3 thoughts on “Day 297

  1. “It is important to try to figure out the true origin of one’s anger because anger based on distorted thinking often will simply vanish into thin air as the thinking is adjusted, but anger stuck in the nervous system due to trauma is an important doorway into healing from trauma. One needs to be released; the other needs to be embraced.

    Anger that is associated with trauma is an indication of melting or thawing. It is a positive sign that the energy trapped during the traumatic experience is trying to find a way to be expressed, ultimately resolving itself. It is also a positive sign that one’s sense of self that was damaged during the trauma is growing back.”

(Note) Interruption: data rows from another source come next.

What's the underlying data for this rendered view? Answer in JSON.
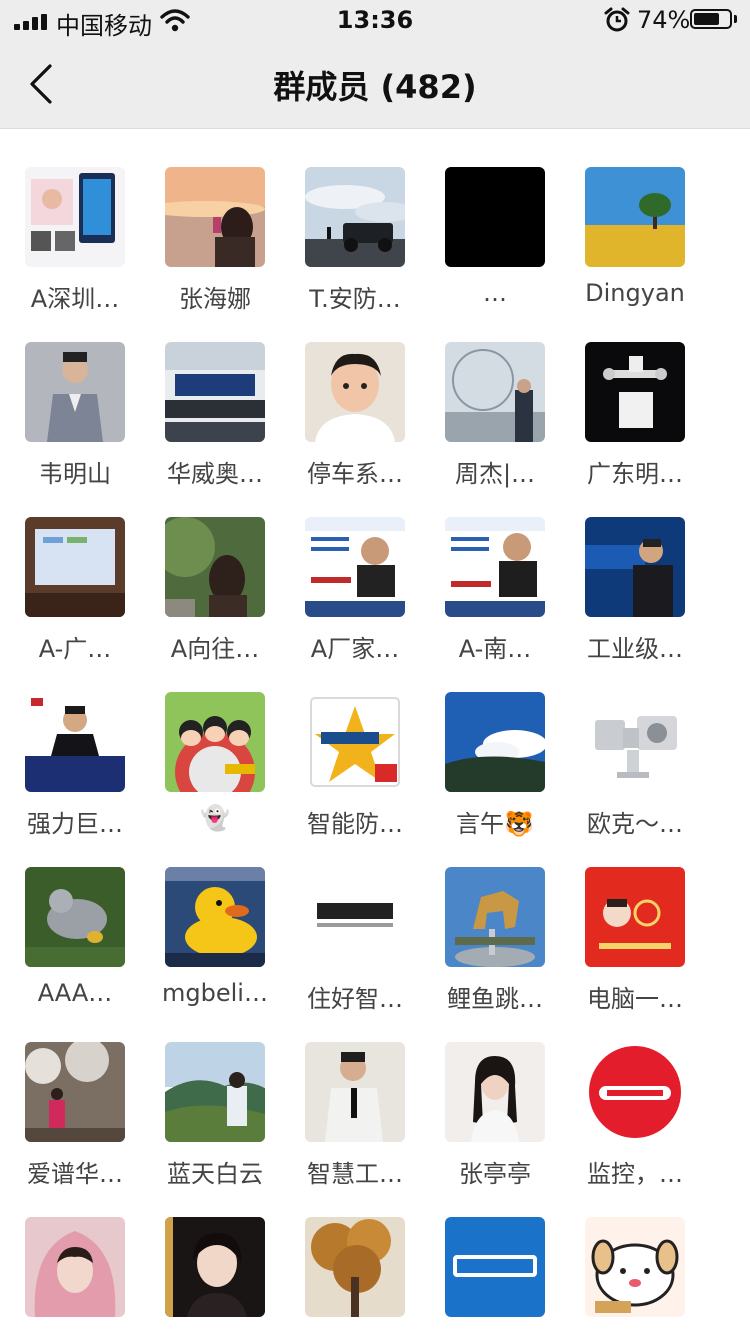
{
  "status_bar": {
    "carrier": "中国移动",
    "time": "13:36",
    "battery_percent": "74%",
    "battery_level": 0.74
  },
  "header": {
    "title": "群成员 (482)",
    "back_icon": "chevron-left-icon"
  },
  "members": [
    {
      "name": "A深圳…",
      "avatar": "display-kiosk-photo"
    },
    {
      "name": "张海娜",
      "avatar": "woman-sunset-photo"
    },
    {
      "name": "T.安防…",
      "avatar": "jeep-sky-photo"
    },
    {
      "name": "…",
      "avatar": "black-square"
    },
    {
      "name": "Dingyan",
      "avatar": "tree-field-photo"
    },
    {
      "name": "韦明山",
      "avatar": "man-suit-photo"
    },
    {
      "name": "华威奥…",
      "avatar": "control-room-photo"
    },
    {
      "name": "停车系…",
      "avatar": "child-portrait-photo"
    },
    {
      "name": "周杰|…",
      "avatar": "ferris-wheel-photo"
    },
    {
      "name": "广东明…",
      "avatar": "robot-arm-photo"
    },
    {
      "name": "A-广…",
      "avatar": "projector-screen-photo"
    },
    {
      "name": "A向往…",
      "avatar": "woman-garden-photo"
    },
    {
      "name": "A厂家…",
      "avatar": "business-card-man"
    },
    {
      "name": "A-南…",
      "avatar": "business-card-man-2"
    },
    {
      "name": "工业级…",
      "avatar": "man-blue-banner"
    },
    {
      "name": "强力巨…",
      "avatar": "man-navy-card"
    },
    {
      "name": "👻",
      "avatar": "cartoon-group"
    },
    {
      "name": "智能防…",
      "avatar": "star-logo"
    },
    {
      "name": "言午🐯",
      "avatar": "blue-sky-photo"
    },
    {
      "name": "欧克～…",
      "avatar": "ptz-camera-photo"
    },
    {
      "name": "AAA…",
      "avatar": "plush-toy-grass"
    },
    {
      "name": "mgbeli…",
      "avatar": "yellow-duck-photo"
    },
    {
      "name": "住好智…",
      "avatar": "hogood-logo"
    },
    {
      "name": "鲤鱼跳…",
      "avatar": "horse-statue-photo"
    },
    {
      "name": "电脑一…",
      "avatar": "red-new-year-card"
    },
    {
      "name": "爱谱华…",
      "avatar": "child-blossom-photo"
    },
    {
      "name": "蓝天白云",
      "avatar": "mountain-view-photo"
    },
    {
      "name": "智慧工…",
      "avatar": "man-white-suit-photo"
    },
    {
      "name": "张亭亭",
      "avatar": "woman-portrait-photo"
    },
    {
      "name": "监控，…",
      "avatar": "alhua-red-logo"
    },
    {
      "name": "",
      "avatar": "pink-hood-photo"
    },
    {
      "name": "",
      "avatar": "woman-selfie-photo"
    },
    {
      "name": "",
      "avatar": "autumn-tree-photo"
    },
    {
      "name": "",
      "avatar": "tp-link-logo"
    },
    {
      "name": "",
      "avatar": "cartoon-dog"
    }
  ]
}
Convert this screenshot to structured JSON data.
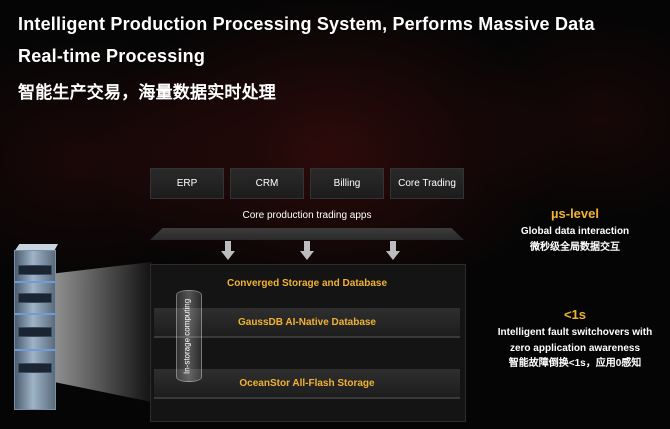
{
  "header": {
    "title_line1": "Intelligent Production Processing System, Performs Massive Data",
    "title_line2": "Real-time Processing",
    "title_cn": "智能生产交易，海量数据实时处理"
  },
  "apps": {
    "items": [
      "ERP",
      "CRM",
      "Billing",
      "Core Trading"
    ],
    "label": "Core production trading apps"
  },
  "storage": {
    "converged_label": "Converged Storage and Database",
    "database_layer": "GaussDB AI-Native Database",
    "flash_layer": "OceanStor All-Flash Storage",
    "in_storage_label": "In-storage computing"
  },
  "stats": {
    "latency": {
      "value": "µs-level",
      "line1": "Global data interaction",
      "line2": "微秒级全局数据交互"
    },
    "switchover": {
      "value": "<1s",
      "line1": "Intelligent fault switchovers with",
      "line2": "zero application awareness",
      "line3": "智能故障倒换<1s，应用0感知"
    }
  },
  "colors": {
    "accent": "#f2b234",
    "background": "#050505"
  }
}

    http://www.new-synapse.com/aps/www/benjaminthebrave_981/public/?p=19
    _____________________________
    tell it where you are safe, protect yourself from further traumatization
    _____________________________
    Eight Criteria For Telling Your Story

    Be Ready. Make sure you feel certain this is the right time in your recovery to do this.

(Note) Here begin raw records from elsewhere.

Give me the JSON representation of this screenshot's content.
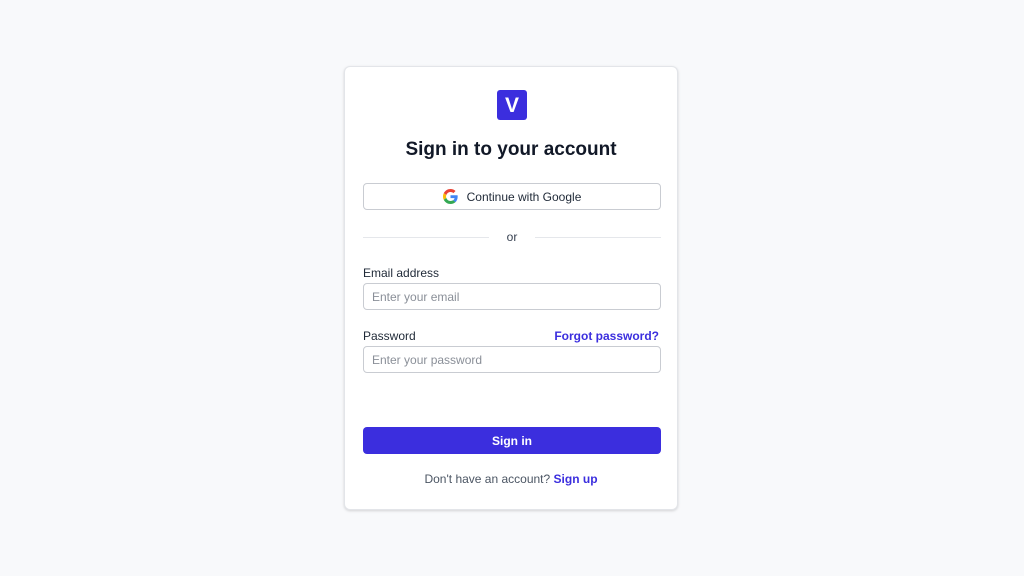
{
  "brand": {
    "logo_letter": "V",
    "accent_color": "#3b2ede"
  },
  "title": "Sign in to your account",
  "google_button": {
    "icon": "google-icon",
    "label": "Continue with Google"
  },
  "divider_text": "or",
  "email": {
    "label": "Email address",
    "placeholder": "Enter your email",
    "value": ""
  },
  "password": {
    "label": "Password",
    "forgot_link": "Forgot password?",
    "placeholder": "Enter your password",
    "value": ""
  },
  "submit_label": "Sign in",
  "footer": {
    "prompt": "Don't have an account?",
    "link": "Sign up"
  }
}
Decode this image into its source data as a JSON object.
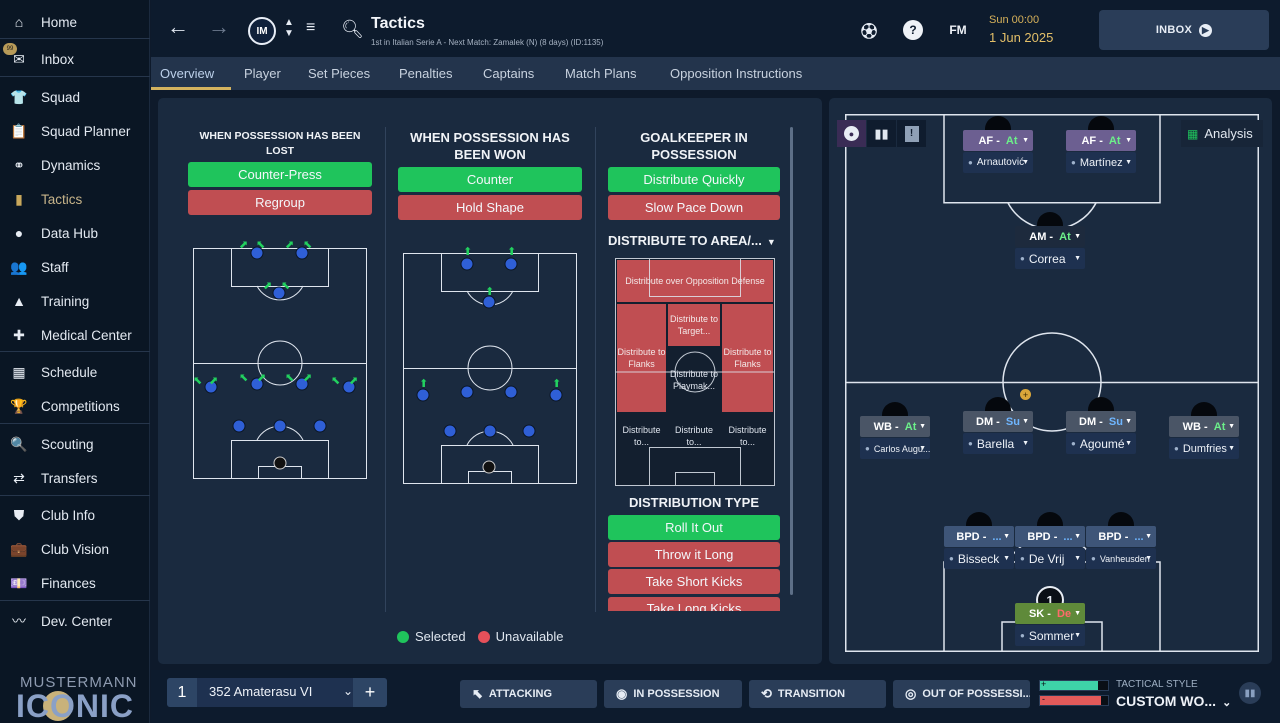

    Be Resourced. Be at a place where you have learned some skills to handle getting triggered, or be with a therapist who can lead you through finding your inner resources.
    Have absolute, embodied certainty of safety. Decide on what is a safe context to do this.

    Make sure you feel internally safe in the chosen context. Make sure you have already built inside yourself, in your body, a way to monitor and defend your own safety. Have the ability to speak with any and all parts of yourself that do not feel safe first in order to help them feel safe, and only then proceed. Have the ability to stop everything the minute you sense you feel unsafe.

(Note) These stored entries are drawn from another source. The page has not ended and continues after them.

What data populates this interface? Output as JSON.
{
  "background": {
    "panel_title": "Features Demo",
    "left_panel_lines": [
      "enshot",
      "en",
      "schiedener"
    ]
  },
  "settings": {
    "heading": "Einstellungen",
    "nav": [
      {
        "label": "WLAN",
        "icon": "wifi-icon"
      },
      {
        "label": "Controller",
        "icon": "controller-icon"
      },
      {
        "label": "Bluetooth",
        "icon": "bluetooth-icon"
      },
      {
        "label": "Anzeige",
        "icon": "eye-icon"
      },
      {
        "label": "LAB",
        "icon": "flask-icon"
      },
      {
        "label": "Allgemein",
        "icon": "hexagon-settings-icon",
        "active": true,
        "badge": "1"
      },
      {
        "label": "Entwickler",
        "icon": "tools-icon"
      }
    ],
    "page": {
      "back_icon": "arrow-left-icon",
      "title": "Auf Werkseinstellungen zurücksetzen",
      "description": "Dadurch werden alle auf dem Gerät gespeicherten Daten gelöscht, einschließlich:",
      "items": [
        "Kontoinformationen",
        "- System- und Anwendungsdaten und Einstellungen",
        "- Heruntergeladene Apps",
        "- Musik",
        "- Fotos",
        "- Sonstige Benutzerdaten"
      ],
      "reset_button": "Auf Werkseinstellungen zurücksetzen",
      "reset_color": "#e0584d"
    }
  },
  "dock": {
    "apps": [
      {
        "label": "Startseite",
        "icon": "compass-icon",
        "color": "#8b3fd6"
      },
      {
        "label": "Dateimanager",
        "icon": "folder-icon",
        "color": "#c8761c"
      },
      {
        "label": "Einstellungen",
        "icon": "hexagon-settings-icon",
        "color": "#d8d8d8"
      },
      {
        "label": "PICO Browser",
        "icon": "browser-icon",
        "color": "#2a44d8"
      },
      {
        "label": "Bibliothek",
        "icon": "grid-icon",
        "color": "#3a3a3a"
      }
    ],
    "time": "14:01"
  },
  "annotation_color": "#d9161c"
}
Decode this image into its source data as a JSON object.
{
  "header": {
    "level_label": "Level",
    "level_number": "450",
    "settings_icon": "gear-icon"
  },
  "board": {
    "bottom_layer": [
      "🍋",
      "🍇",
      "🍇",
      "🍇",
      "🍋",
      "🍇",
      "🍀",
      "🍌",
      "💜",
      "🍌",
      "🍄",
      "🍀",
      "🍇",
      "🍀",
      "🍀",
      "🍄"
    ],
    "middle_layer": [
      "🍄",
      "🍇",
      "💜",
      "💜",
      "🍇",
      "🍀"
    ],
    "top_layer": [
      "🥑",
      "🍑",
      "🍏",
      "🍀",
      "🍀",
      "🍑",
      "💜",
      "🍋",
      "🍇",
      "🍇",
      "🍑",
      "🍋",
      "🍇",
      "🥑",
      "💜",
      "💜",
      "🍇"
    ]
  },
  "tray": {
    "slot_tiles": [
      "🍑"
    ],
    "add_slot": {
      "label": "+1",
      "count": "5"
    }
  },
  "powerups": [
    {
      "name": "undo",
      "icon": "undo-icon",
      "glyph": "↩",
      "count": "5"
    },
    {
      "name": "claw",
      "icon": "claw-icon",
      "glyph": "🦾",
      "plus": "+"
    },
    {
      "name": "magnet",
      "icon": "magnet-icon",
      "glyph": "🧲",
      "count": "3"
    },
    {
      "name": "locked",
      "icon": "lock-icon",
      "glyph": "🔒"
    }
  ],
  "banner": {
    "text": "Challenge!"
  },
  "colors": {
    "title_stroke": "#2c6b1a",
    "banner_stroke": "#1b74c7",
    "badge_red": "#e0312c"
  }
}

    Make sure you are focused on your own needs. If the context is safe enough, you can be self-centered and listen to what exactly it is YOU need out of this. If something is repressed within your system (energy, emotion, action, vocalization), you should have the safety and freedom to express it. Make sure you are not doing this for anyone else. Nobody needs to know your story for any reason. (Of course this is different if you are involved in legal proceedings which is a whole different topic on how to tell your story when you’re being forced to.)

    Totally understand the experience of titration inside your body. Make sure you have had the internal experience of titration enough to know when you have gone too far. Figure out how to tell if this activity of telling your story will help integration of the past event, and make certain that is what you are doing – integrating. Know how to avoid getting triggered or getting caught up in the drama for drama’s sake.

    Trust your body. Work with your body. The idea of slow integration respects the integrity of the way the body has decided to store the traumatic memories and respects the body’s reasons for doing so. The idea is to trust the body and brain to be on your side. There is no reason to “bio-hack” one’s own physiology. There is no hurry.

    Have an “OK” level of brain organization. Make sure your brain has reached a level of organization so that it won’t just go into chaos and dissociate if you talk about what happened. You will know this because it’s like you aren’t drowning anymore when you reach this level of organization. Instead you are able to think clearly and rationally. There is a distinct shift. But because for many years you can go up and down, just make sure you have shifted into mental organization and use of the higher, rational mind for most of the time for at least a six month period, I would say. (I’m not there yet, I go up one week and down the next, but SE therapy is helping)

    Find your creativity. And – If you aren’t mentally organized enough yet to literally talk to someone about your trauma story, Creative Expression, such as journaling, creative writing, poetry, music, film making, art and dance (done in a safe environment or context, one that you truly feel OK with) also makes it safe to tell your story (and is incredibly therapeutic).”

    http://www.new-synapse.com/aps/www/benjaminthebrave_981/public/?p=1137

  2. So glad you can come back to school and be with us where you belong. You are one strong little boy Benji! Good luck in your baseball game and have a great time trick-or-treating.